«Les Italiens» est un spectacle conviant au plateau des immigrés ainsi que fils d’immigrés et un duo de danseuse en Suisse. Un théâtre des identités entre être et paraître, aspirations et réalités.
Conçu par le tandem Massimo Furlan (mise en scène) et Claire de Ribaupierre (dramaturgie), Les Italiens s’inspire de la forme de l’opéra tient de l’atelier de création radiophonique. A partir de son pays d'origine, du foot et de son vécu, Furlan qui bambin se rêvait aussi Superman - aime ainsi à créer des icônes et des mythes artistiques.
En voiture
Prenez ce trio de retraités immigrés maintenant en super-héros. Voyez les soulever notre Helvetia assise dans une Fiat 500. Avec d’autres ensuite, les Italiens ont fait et construit ce pays. Exploités comme le montre le statut inique de saisonnier peu évoquées dans le spectacle. Mais rayonnants de reconnaissance et d’accomplissement envers leur pays d’élection et d’accueil. Se réalisant dans les domaines hôteliers, de la vente et de la chanson notamment.

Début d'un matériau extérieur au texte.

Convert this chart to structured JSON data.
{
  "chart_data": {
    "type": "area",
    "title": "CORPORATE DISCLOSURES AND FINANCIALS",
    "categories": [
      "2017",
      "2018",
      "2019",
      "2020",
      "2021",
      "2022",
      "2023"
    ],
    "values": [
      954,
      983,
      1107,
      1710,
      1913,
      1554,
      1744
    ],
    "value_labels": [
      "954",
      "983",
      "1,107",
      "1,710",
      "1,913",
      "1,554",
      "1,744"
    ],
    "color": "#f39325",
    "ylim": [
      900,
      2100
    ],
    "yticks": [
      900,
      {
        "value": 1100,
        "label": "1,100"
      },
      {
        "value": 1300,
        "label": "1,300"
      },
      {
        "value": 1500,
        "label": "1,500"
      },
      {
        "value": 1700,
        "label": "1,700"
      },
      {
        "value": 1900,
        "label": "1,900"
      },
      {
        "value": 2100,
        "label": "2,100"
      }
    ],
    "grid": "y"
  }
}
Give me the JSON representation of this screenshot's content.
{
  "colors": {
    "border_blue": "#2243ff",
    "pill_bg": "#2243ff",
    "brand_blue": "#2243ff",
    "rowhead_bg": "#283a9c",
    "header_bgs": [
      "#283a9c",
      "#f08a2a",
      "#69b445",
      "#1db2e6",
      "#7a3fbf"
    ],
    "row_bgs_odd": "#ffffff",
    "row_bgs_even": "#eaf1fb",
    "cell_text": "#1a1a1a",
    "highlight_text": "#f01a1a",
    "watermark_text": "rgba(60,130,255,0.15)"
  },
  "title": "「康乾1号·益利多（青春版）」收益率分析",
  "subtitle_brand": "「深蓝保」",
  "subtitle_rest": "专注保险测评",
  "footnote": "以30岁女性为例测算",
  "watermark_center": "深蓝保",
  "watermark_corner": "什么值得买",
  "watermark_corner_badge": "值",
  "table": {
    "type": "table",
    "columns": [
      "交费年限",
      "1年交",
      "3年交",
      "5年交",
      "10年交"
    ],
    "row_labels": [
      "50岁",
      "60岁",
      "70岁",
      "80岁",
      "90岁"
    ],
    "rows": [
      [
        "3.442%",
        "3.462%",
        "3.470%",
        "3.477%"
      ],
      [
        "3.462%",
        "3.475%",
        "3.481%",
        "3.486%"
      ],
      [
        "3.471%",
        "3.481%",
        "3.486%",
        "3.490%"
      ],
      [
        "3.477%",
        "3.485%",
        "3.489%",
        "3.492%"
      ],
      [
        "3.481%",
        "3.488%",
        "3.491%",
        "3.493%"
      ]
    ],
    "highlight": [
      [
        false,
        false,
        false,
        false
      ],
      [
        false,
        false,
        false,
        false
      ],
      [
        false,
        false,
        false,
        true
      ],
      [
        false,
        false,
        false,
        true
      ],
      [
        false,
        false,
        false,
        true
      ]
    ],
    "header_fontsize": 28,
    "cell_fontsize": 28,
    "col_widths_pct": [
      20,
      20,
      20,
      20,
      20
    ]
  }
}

Nous voici projetés au théâtre qui doit sortir des théâtres conventionnels et autres boîtes noires, allant à la rencontre de non-professionnels, tout en captant ses moyens de production. Et retrouver le vrai sens de vécus par ceux qui l’ont vécu.
Mosaïque de récits
On songe ainsi aux narrations éprouvées d’émissions telles que Les Pieds dans le plat sur France Culture. Voire Strip-Tease au petit écran, l’émission de la RTBF créée en 1985 et disparue en 2012. A l'origine, elle visait à plonger dans le quotidien de personnes aux parcours atypiques. Absence de voix off ou de musique et montage minimaliste, Strip-Tease s'approche davantage du documentaire que de l'émission télévisée. Ici, les caméras s'effacent et laissent place aux témoignages. Au final, des moments de vie forts et touchants, loufoques et déroutants.

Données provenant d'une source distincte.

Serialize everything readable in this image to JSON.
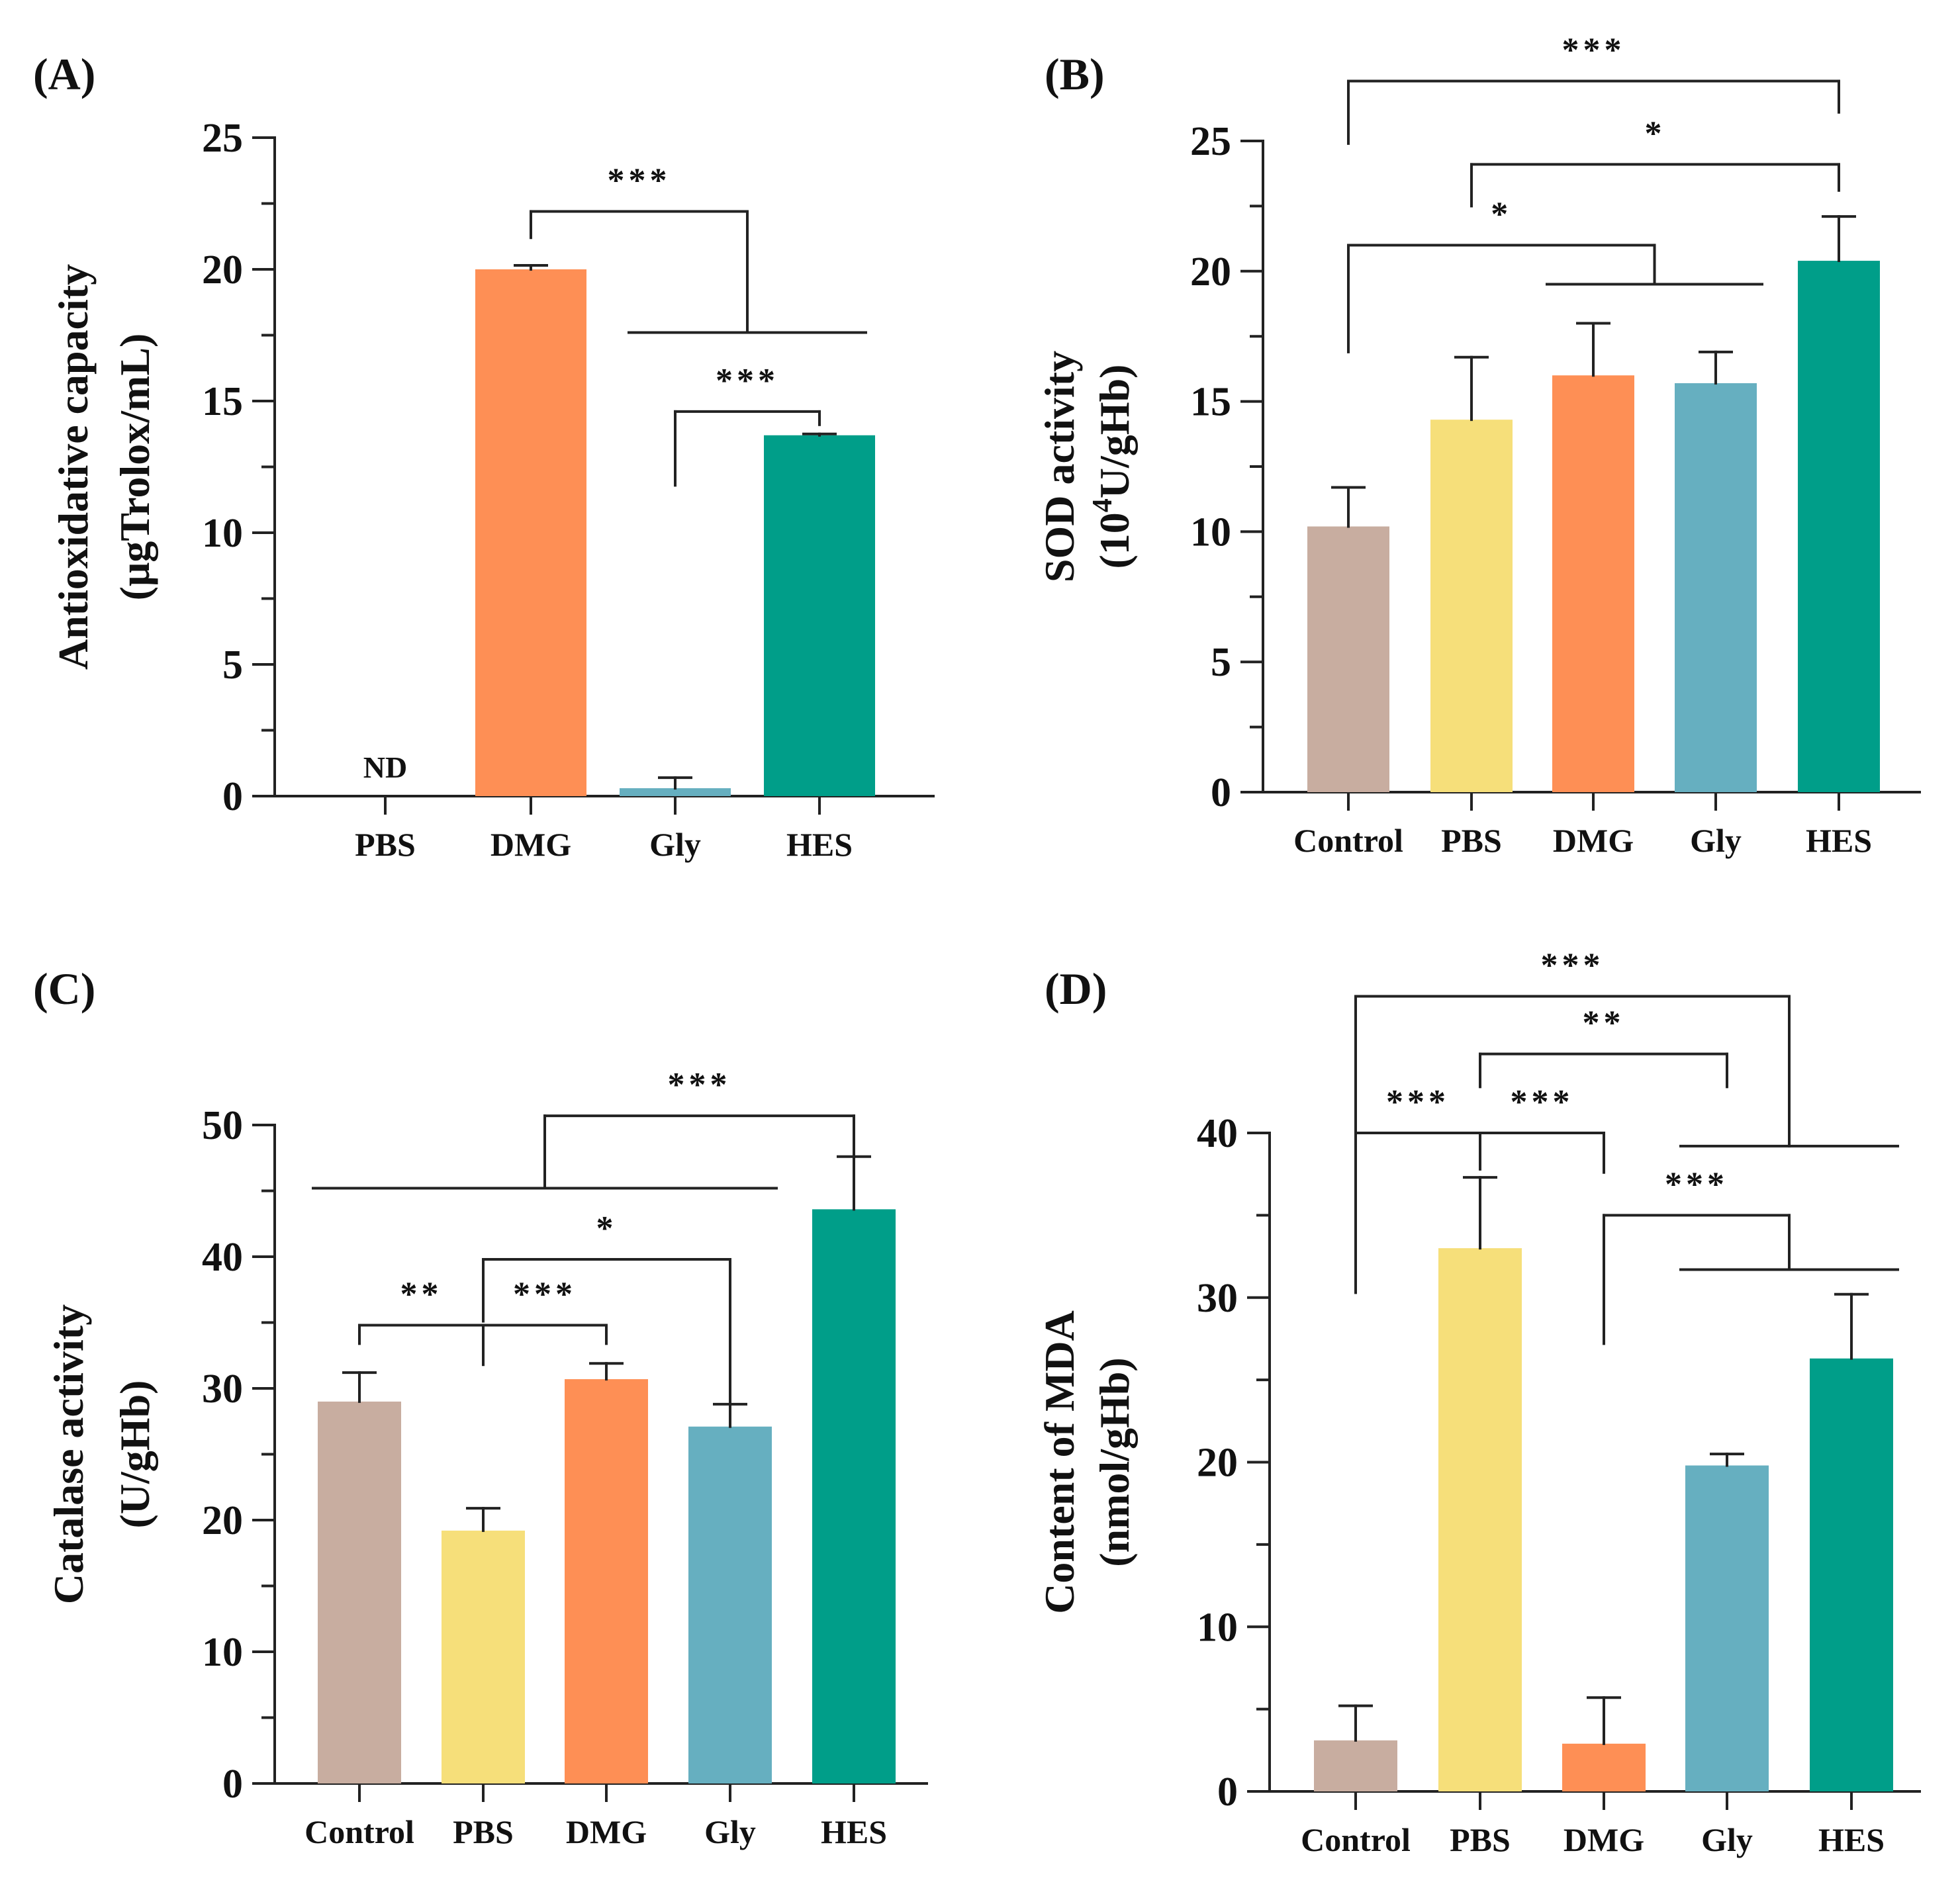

La pièce parle aux spectateurs comme un ami intime. Ce n’est plus un traité de sociologie voire d’anthropologie sociale. Mais plutôt un petit livre composé de vies réelles, d'une série de moments vécus - comme on en trouve dans un album de photos de famille. Ne reniant ni les émotions et sentiments à plies bouillons, ou le lyrisme populaire (La Traviata de Verdi). L’opus privilégie l’effet de reconnaissance au miroir de de son propre biopic familial.
Incompris
La chanson d’amour à une Helvetia inquisitrice, Mi sono innamorato di te, son auteur, Luigi Tenco, reste un incompris. Il s’est suicidé à 29 ans et dans des circonstances mystérieuses au festival de San Remo en 1967. On y trouve l’ambivalence du sentiment amoureux, parade à la plus haute des solitudes. Je suis tombé amoureux de toi/Parce que je n'avais rien à faire. Le jour je voulais quelqu'un à rencontrer/La nuit je voulais quelque chose à rêver.»

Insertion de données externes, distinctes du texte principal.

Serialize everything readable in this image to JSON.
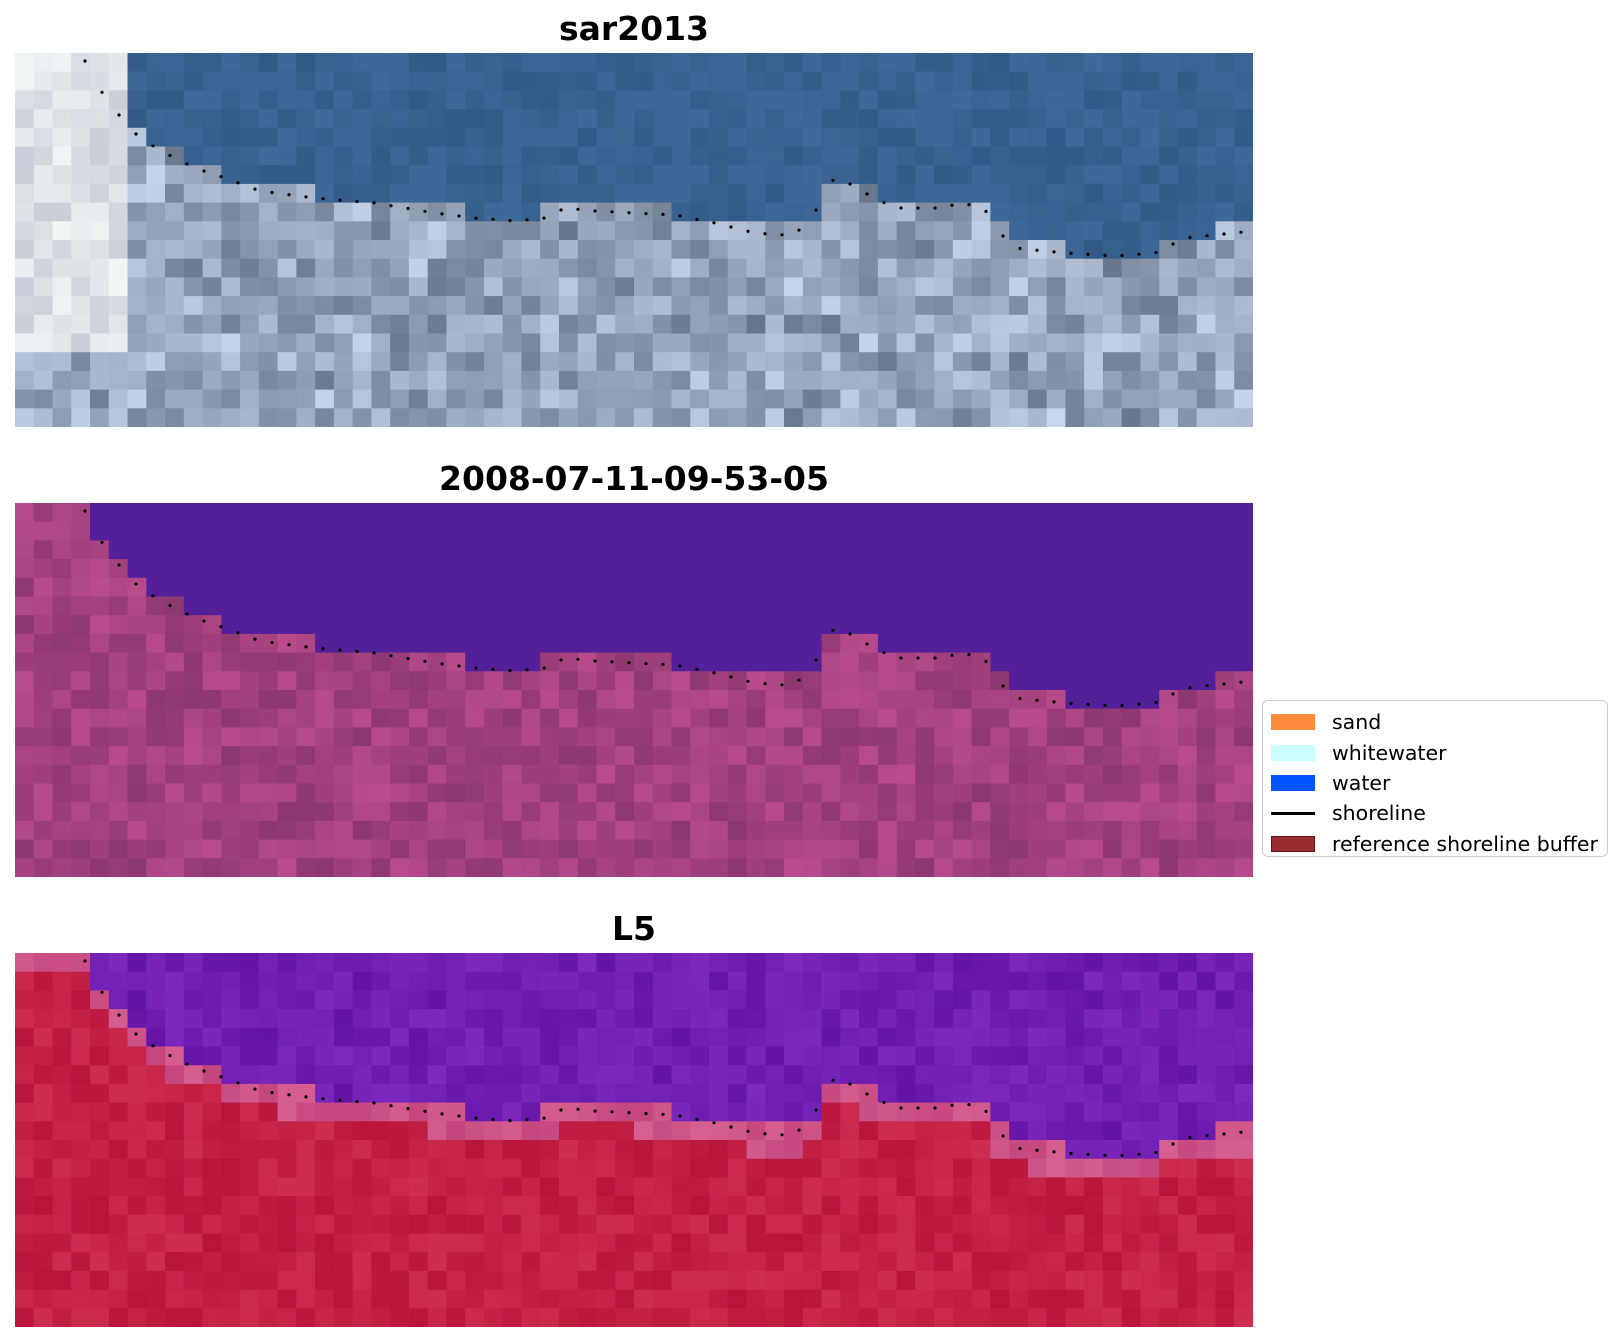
{
  "panels": [
    {
      "title": "sar2013",
      "colormap": "rgb"
    },
    {
      "title": "2008-07-11-09-53-05",
      "colormap": "classified"
    },
    {
      "title": "L5",
      "colormap": "index"
    }
  ],
  "legend": {
    "items": [
      {
        "label": "sand",
        "color": "#ff8c3c",
        "kind": "patch"
      },
      {
        "label": "whitewater",
        "color": "#ccffff",
        "kind": "patch"
      },
      {
        "label": "water",
        "color": "#0055ff",
        "kind": "patch"
      },
      {
        "label": "shoreline",
        "color": "#000000",
        "kind": "line"
      },
      {
        "label": "reference shoreline buffer",
        "color": "#9b2d30",
        "kind": "patch"
      }
    ]
  }
}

Luigi Tenco reste incompris. Pareillement à Alexia Casciaro, qui le chante maintenant en clone de Dalida, affichant perruque rousse et robe fourreau lamée de paillettes. Ce qui ne doit rien au hasard. Tant le destin tragique du jeune artiste est intimement associé à celui de Dalida, sa maîtresse. Le travail de diplôme à La Manufacture - Haute Ecole de Théâtre romande de la jeune danseuse pratiquant les arts martiaux a pour titre dérivé de Brecht, «Qui ne lutte jamais aura tout perdu». Ainsi subsumée l’histoire d’Italiens arrivés et établis en Helvétie retrouve son sens premier.